As a divorce mediator, part of my job is to parse out, dig into, and sometimes challenge the static and unconscious meaning clients assign to important words. Staying married is one thing, being a family quite another.
What is a Family?
Back in social work school, I was first presented with this query.
Must there be offspring? (What about couples who cannot or elect not to have children?)
Does family depend upon only 2 people in a romantic relationship? (What about polygamous families?)
Does family have to comprise a man and a woman? (How about homosexual families?)
Does a family always reside under one roof? (Woody Allen and Mia Farrow lived across Central Park in separate apartments while married; however, perhaps a poor example for numerous other reasons!)

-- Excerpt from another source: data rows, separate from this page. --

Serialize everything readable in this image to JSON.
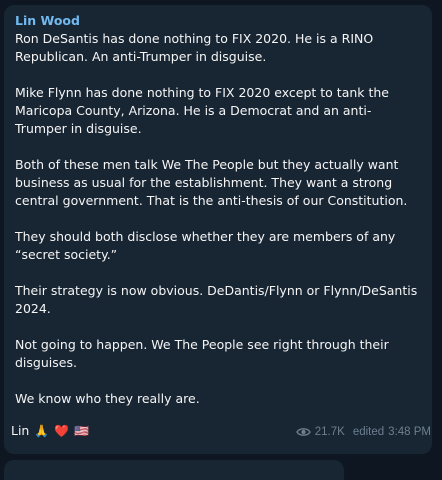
{
  "message": {
    "author": "Lin Wood",
    "paragraphs": [
      "Ron DeSantis has done nothing to FIX 2020. He is a RINO Republican. An anti-Trumper in disguise.",
      "Mike Flynn has done nothing to FIX 2020 except to tank the Maricopa County, Arizona. He is a Democrat and an anti-Trumper in disguise.",
      "Both of these men talk We The People but they actually want business as usual for the establishment. They want a strong central government. That is the anti-thesis of our Constitution.",
      "They should both disclose whether they are members of any “secret society.”",
      "Their strategy is now obvious. DeDantis/Flynn or Flynn/DeSantis 2024.",
      "Not going to happen. We The People see right through their disguises.",
      "We know who they really are."
    ],
    "signature": "Lin",
    "signature_emojis": [
      "🙏",
      "❤️",
      "🇺🇸"
    ],
    "views": "21.7K",
    "edited_label": "edited",
    "time": "3:48 PM"
  },
  "icons": {
    "views": "eye-icon"
  },
  "colors": {
    "background": "#0e1621",
    "bubble": "#182533",
    "author": "#71baf0",
    "text": "#f5f5f5",
    "meta": "#6d7f8f"
  }
}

In social work school, much course work was devoted to the question of what constitutes family, and I believed I had a sturdy handle on the dynamic issues that go into the deceptively simple question. Nevertheless, years later, and well into my career as a family mediator in New Jersey, when a client exclaimed, “We are divorcing! We won’t be a family anymore,” I still found myself facing this unruly and unresolved question.
Family is big—it’s anthropological, biological, cultural and political. Well before Stronger Together was a political campaign slogan, it was a survival strategy. From our earliest development as sentient beings, we felt, and actually were, safer in clans. We are wired to yearn to procreate, love, and form deep, ongoing connections. It’s in our biological make-up. Our survival, once, and perhaps still, depends upon it!
What is a Divorced Family?
“Not divorced” does not equal “intact.” Many of us survived in badly broken homes although our parents never divorced. It takes a great deal to have a functional family, and I propose that divorcing or remaining married may not be the determining factor.
Holding the tenants of family, particularly for the benefit of your children, is a wonderful way parents mitigate negative effects of divorce. When family consists of a parental unit, i.e. two parents who operate as a parenting body for the benefit of their children, and follows consistent guidelines established to protect and nurture, the family will produce stable, grounded children and foster a sense of well being.
Conversely, parents who communicate with disdain towards one another, undermine one another’s authority and worth, and enlist their children as allies and confidantes deteriorate the structure of their family and harm the kids.
Even when a marriage needs to end, the family can, and frankly must, persevere. This is the parental commitment. This is the life-forward choice.
As far as your children are concerned, you’re the most important people in the world. You are their family. Your task is to architect this version of family into the best version it can be now, resting in the certainty that this ‘now’ will soon be replaced with another. And you can influence it to be better and better.